BY: DUSTIN BATTY
Rescuing survivors from a collapsed structure is an extremely dangerous endeavour. Because of the uncertain stability of the disaster area, rescue efforts are risky for everyone involved. The rescuers are in danger of falling through an unstable section of the structure, and the survivors are in danger of the structure further collapsing on top of them. For this reason, it is crucial that survivors be located as precisely as possible before the rubble is moved, to minimize the chance of further collapses or accidents.
Collapsed structures are dangerous for both those trapped inside and those trying to rescue them.
Rescue teams are already equipped with some tools that help them locate survivors. According to the Phoenix Regional Standard Operating Procedures, these tools include “search canines (if available), and specialty search equipment such as search cameras and acoustic listening devices.” An IRIS article adds “a thermal image camera system, which shows areas of body heat,” and “a carbon dioxide analyzer, which helps [them] detect people who might be unconscious but still breathing” to the list of currently available tech.
Despite all of these techniques, locating survivors with precision can still be difficult. To help solve this problem, researchers in North Carolina have been developing “biobots,” a fancy term for cyborg cockroaches. The cockroaches have been augmented with a wireless computer system that inputs directional signals into the insect’s brain, making it turn left or right, or go forward. The cybernetic component also uses very precise locating technology that keeps track of exactly where the biobot is at any given time.
Biobots are cyborg cockroaches with remote control and precise locator technologies.

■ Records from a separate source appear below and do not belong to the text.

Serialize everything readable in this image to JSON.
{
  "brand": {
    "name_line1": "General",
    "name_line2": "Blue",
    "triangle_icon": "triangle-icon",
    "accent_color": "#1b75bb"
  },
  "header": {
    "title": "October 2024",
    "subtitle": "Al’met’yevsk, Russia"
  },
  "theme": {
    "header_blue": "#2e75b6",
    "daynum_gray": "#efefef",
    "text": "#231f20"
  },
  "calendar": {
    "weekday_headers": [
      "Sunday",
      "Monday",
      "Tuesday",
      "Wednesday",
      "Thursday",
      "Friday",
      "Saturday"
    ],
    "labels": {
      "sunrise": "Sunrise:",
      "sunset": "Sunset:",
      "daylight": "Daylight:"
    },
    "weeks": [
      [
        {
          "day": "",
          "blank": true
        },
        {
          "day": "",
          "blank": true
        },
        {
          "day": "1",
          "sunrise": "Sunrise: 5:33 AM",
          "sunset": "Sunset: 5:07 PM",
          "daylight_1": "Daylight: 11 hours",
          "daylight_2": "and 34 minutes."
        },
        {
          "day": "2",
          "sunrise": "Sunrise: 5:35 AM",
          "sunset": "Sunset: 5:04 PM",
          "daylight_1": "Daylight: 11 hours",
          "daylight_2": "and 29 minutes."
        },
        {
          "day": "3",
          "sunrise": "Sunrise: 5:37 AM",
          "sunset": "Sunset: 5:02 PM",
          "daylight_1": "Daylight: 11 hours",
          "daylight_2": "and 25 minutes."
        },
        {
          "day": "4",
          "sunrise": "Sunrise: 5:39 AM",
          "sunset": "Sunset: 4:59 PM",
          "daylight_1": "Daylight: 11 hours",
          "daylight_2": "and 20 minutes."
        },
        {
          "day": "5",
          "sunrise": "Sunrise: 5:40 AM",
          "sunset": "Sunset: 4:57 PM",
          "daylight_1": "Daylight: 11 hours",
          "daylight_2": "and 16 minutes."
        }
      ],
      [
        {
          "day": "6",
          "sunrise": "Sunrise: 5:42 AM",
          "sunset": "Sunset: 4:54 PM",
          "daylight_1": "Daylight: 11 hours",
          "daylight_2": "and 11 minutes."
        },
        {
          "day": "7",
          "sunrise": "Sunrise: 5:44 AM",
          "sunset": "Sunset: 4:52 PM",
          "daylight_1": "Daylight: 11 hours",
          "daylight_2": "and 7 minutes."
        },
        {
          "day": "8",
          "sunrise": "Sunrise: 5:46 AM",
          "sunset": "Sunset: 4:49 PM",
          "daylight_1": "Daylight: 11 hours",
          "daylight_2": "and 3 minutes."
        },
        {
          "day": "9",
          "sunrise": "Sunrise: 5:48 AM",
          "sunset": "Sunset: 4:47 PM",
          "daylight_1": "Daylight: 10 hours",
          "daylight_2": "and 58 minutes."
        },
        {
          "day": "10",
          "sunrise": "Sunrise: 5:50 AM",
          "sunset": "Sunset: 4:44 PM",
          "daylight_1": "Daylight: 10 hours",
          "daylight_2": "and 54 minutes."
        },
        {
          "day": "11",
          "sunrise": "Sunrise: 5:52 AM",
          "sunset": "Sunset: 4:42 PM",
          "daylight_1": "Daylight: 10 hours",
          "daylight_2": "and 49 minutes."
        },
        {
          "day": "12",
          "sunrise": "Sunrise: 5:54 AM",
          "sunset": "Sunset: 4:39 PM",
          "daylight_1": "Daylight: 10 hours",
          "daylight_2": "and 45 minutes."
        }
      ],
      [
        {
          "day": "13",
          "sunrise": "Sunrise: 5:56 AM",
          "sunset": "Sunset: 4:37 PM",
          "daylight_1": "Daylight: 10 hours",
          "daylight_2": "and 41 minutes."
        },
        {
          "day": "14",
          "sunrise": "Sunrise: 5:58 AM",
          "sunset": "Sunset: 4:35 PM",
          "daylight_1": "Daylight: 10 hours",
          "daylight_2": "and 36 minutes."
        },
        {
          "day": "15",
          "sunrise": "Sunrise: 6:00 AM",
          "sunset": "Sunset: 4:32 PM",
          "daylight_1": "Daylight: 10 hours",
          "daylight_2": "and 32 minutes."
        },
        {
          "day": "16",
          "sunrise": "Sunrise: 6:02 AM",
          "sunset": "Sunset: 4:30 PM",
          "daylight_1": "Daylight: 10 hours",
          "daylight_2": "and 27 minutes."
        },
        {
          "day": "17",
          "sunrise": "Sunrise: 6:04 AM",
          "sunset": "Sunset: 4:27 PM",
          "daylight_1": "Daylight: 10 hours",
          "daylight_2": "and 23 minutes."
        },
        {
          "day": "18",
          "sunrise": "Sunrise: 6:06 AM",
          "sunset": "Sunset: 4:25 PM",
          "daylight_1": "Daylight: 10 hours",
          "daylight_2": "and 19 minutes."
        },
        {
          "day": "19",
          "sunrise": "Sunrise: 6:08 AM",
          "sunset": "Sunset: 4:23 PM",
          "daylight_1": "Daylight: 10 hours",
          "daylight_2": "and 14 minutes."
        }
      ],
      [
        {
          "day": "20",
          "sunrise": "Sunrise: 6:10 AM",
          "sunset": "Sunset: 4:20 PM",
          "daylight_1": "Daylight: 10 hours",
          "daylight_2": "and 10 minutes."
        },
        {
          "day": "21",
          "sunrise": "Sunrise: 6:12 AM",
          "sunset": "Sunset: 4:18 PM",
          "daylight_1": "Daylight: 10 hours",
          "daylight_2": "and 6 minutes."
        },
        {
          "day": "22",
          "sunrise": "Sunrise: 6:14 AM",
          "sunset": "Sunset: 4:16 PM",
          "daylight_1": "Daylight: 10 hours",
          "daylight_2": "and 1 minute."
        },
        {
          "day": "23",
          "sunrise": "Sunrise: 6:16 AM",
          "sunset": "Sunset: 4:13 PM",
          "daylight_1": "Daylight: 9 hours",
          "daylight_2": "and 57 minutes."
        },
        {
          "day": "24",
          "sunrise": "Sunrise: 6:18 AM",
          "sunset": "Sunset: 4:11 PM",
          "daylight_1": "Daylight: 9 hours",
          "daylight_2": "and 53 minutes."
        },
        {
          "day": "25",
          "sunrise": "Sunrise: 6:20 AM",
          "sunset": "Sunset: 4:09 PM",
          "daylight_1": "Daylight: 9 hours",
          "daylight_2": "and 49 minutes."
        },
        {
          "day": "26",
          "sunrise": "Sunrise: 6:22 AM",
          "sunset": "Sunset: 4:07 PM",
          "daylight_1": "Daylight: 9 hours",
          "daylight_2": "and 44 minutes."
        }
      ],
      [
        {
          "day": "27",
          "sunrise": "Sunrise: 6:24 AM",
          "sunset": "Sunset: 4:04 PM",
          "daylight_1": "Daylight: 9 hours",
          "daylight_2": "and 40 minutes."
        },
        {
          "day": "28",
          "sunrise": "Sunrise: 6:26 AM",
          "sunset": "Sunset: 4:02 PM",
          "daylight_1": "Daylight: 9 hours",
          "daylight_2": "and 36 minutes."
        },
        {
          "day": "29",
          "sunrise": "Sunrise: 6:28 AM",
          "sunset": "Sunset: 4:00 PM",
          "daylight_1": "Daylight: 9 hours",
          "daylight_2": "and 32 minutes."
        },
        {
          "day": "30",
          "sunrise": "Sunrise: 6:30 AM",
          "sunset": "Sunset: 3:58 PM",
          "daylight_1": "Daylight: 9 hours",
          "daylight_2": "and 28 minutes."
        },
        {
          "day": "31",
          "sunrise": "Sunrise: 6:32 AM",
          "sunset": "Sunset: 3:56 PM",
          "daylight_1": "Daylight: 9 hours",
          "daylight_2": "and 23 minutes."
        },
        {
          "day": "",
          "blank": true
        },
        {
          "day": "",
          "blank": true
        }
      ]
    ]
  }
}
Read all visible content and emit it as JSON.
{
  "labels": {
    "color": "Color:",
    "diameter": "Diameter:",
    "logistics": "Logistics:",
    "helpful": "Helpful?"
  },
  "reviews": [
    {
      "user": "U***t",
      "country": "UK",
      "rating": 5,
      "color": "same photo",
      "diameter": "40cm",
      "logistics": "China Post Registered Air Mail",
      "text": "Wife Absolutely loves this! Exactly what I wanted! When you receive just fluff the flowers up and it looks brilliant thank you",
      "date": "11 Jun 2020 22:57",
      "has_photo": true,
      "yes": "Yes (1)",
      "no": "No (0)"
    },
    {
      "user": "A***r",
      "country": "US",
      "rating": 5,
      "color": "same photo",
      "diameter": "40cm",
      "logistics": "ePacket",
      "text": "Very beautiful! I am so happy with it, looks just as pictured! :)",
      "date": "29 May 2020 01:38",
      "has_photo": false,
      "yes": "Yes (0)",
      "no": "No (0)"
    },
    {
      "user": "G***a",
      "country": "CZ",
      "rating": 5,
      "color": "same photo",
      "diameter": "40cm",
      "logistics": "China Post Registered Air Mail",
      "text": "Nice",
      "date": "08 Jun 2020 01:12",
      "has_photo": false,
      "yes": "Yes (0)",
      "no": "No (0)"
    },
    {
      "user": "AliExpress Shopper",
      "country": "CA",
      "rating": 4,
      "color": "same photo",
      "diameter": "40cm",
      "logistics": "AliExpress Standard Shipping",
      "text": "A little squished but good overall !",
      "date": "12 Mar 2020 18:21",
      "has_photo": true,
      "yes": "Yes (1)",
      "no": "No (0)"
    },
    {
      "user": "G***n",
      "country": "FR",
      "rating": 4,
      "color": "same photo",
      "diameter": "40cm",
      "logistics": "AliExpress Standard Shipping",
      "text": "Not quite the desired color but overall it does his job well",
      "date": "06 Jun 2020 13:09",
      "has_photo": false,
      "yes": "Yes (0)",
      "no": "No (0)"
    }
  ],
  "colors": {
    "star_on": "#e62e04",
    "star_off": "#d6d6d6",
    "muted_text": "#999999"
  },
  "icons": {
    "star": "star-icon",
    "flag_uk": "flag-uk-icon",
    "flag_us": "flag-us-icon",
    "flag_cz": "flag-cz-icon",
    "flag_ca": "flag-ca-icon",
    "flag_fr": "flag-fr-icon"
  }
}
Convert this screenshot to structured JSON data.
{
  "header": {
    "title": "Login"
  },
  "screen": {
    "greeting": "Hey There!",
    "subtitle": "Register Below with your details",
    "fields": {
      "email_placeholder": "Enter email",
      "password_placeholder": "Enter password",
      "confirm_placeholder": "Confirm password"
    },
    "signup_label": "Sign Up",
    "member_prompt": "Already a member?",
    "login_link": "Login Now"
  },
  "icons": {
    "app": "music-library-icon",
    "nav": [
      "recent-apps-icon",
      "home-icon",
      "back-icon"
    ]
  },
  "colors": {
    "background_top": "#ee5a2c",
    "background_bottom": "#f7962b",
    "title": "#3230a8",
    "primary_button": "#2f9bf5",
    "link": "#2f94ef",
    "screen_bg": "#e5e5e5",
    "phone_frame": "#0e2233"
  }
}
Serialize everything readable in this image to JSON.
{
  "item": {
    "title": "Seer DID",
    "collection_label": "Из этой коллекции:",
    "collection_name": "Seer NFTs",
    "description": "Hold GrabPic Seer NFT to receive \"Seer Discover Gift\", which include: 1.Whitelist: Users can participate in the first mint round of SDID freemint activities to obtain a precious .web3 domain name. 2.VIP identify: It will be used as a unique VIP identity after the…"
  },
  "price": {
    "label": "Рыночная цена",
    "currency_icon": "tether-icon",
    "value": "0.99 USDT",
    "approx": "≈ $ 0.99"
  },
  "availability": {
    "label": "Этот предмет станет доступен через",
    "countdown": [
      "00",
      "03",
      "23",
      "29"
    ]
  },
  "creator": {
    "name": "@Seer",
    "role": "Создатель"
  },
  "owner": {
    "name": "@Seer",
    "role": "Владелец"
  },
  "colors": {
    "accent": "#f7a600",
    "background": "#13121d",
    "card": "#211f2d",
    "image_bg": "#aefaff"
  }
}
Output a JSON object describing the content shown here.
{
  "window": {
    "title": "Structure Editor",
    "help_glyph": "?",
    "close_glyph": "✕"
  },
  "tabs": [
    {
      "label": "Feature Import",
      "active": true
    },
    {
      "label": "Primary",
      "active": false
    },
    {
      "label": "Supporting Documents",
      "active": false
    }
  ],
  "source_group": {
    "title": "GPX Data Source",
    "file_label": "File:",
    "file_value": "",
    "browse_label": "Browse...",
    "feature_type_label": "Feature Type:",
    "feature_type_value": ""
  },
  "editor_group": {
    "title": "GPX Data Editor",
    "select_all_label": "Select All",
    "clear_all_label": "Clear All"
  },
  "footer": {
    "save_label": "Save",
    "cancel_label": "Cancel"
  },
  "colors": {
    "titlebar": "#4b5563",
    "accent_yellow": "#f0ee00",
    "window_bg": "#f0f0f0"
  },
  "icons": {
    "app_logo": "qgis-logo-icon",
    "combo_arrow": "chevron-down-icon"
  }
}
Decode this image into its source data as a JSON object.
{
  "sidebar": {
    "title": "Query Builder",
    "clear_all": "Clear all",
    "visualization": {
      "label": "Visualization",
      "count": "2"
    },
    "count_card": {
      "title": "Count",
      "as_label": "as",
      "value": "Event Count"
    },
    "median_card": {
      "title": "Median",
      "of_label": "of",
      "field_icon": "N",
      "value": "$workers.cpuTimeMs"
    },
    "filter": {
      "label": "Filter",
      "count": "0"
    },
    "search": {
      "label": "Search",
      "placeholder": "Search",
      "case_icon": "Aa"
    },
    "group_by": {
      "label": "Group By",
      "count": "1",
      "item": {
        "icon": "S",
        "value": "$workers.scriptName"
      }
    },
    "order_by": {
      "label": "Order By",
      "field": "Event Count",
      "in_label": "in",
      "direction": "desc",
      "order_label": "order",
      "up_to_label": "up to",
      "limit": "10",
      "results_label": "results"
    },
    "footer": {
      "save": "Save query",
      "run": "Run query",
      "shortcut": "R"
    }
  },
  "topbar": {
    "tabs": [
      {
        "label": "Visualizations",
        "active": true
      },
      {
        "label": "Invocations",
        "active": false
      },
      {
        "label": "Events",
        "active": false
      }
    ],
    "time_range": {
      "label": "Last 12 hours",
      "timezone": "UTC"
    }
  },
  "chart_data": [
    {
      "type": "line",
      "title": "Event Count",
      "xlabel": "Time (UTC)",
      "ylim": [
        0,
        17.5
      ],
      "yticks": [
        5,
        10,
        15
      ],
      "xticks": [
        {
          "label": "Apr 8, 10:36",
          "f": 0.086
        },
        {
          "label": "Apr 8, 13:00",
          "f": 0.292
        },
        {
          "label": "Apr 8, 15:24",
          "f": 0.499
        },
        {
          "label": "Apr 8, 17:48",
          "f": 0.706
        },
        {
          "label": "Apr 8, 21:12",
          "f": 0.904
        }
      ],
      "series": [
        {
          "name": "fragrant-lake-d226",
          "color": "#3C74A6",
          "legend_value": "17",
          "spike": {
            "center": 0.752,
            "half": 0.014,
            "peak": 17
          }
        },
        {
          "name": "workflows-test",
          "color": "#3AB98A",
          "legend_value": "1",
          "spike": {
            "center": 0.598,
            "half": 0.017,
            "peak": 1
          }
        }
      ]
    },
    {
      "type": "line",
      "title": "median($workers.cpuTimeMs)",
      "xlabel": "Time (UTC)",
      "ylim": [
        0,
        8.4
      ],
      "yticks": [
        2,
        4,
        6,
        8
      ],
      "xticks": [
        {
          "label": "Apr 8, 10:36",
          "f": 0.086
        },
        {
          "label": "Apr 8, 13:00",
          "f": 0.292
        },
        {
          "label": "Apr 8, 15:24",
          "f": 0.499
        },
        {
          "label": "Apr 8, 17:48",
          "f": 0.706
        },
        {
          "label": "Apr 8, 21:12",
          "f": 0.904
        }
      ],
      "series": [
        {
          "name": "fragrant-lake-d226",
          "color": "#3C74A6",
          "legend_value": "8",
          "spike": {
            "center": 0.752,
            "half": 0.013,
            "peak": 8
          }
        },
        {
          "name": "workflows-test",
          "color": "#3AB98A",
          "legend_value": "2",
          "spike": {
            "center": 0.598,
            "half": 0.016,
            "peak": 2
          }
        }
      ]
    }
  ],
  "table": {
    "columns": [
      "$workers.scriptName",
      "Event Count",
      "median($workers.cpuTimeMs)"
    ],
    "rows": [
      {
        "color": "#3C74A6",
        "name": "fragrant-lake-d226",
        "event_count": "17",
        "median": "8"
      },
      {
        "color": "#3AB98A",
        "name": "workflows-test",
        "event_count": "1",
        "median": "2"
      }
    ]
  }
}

These remote control cockroaches are able to safely get into small or unstable spaces and explore the area. The major hurdle that researchers are currently attempting to overcome is the fact that the people in control of the biobots will not know the layout of the collapsed structure. This means that the biobots will have to explore the structure without precise input. As a Science Daily article explains, researchers have found that, when left to wander on their own, the cockroaches prefer to stay near the walls rather than exploring the open space. In attempting to overcome this difficulty, the researchers discovered that the insects were much more likely to explore the open space if they were given frequent random directional commands. This technique shows promise for practical application in collapsed structures.
Biobugs will provide detailed maps of collapsed structures that will allow rescue efforts to be conducted more safely.
Using these directional commands and their precise locator technology, a swarm of these biobots could quickly create a map of the interior of a collapsed structure, providing invaluable information that could help rescue efforts become much safer. Edgar Lobaton, one of the co-authors of the research papers, said that the map provided by a swarm of biobots “would be of … practical use for helping to locate survivors after a disaster, finding a safe way to reach survivors, or for helping responders determine how structurally safe a building may be.”
As crazy as it might sound, it looks like cyborg cockroaches may become a staple of future disaster area rescue efforts.